Optimum health outcomes in remote often rely on the connection the community senses between itself, the clinic, and the ownership that community attaches to the clinical and interpersonal space.
Community consultation enables community members to govern and develop ownership of their health service delivery, drawing direct links with the Alma Ata declaration of “health for the people, by the people”. Consultation should be entered into when introducing technological or systematic changes, or indeed, broader program changes such as the introduction of new health initiatives, the successful implementation of which can be directly attributed to inclusive community involvement from the initial development phase.
Through scholarly research and first-hand remote health practice experience (including highly successful health program implementation), this presentation will explore the positive and negative impacts of technology in a remote health setting. It will examine the all-important balance between technology and the patient/client-clinician relationships. Also discussed will be the imperative nature of community ownership and its impact on optimum healthcare delivery.

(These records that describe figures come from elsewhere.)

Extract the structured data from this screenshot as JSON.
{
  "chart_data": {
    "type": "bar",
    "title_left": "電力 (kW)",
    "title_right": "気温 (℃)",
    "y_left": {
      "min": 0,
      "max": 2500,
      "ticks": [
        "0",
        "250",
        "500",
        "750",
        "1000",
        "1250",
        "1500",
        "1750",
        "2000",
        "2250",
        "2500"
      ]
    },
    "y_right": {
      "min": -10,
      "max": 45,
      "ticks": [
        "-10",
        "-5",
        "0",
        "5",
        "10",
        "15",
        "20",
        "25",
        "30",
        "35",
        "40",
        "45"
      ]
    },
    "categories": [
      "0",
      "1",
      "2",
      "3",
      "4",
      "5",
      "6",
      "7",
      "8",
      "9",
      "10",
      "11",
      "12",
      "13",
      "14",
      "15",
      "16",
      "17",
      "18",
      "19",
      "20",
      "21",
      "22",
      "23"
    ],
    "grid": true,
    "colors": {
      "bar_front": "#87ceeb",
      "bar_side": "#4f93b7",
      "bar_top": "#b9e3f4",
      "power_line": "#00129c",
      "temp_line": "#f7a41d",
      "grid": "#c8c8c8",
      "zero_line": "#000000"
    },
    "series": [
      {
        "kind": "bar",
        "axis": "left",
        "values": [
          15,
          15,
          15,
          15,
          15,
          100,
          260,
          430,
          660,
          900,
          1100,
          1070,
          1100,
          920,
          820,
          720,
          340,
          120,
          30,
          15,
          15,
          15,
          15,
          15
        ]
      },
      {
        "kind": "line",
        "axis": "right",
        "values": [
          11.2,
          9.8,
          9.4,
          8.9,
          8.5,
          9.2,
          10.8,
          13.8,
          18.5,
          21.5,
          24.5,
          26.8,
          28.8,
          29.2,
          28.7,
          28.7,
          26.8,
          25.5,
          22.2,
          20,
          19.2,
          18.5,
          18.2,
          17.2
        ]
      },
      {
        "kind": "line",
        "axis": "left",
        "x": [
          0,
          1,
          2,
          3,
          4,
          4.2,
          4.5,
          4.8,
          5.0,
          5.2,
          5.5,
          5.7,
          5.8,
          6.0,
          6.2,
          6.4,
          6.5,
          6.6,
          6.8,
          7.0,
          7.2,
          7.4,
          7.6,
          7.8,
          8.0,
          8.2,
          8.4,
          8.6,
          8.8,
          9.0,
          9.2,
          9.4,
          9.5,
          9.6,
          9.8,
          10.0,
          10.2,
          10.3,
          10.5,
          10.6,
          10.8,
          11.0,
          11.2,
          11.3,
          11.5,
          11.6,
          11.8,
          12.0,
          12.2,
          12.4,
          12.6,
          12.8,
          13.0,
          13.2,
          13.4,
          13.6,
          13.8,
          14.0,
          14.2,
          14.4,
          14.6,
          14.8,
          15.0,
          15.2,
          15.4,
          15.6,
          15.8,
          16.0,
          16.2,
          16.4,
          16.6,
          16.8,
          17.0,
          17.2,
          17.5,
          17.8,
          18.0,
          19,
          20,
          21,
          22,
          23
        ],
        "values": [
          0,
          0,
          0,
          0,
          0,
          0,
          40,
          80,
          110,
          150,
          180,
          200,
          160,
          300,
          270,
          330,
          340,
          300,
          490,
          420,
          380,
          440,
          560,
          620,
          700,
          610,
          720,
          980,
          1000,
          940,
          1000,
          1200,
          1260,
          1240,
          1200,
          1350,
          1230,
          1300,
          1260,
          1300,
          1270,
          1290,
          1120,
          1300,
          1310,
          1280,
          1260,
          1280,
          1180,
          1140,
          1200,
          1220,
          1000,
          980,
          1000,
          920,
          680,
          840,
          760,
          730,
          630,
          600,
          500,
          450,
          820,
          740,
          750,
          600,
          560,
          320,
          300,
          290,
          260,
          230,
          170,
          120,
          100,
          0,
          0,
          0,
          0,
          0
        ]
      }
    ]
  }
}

I commenced my career in remote nursing in 2010, as an N3 in Yuendumu. I progressed to an N4 and N5 clinic manager, living there for 2 years. The following 3 years as clinic manager at Utj, during this time I attained 3 years clinic accreditation and the clinic was reviewed by Flinders University for the provision of outstanding primary health care.
I have been fortunate to work for NAHRLS now Rural LAP which has taken me to some of Australia’s most remote communities such as Kiwirrkurra and Oak Valley. I have worked in over 25 remote clinics in NT, WA, SA and the Torres Strait. I am also a Remote Educator with Aspen for RAHC.
I completed the Graduate Certificate in Remote Health Practice and Graduate Certificate in Remote Health Management with Flinders University which has provided me with invaluable training for remote practice.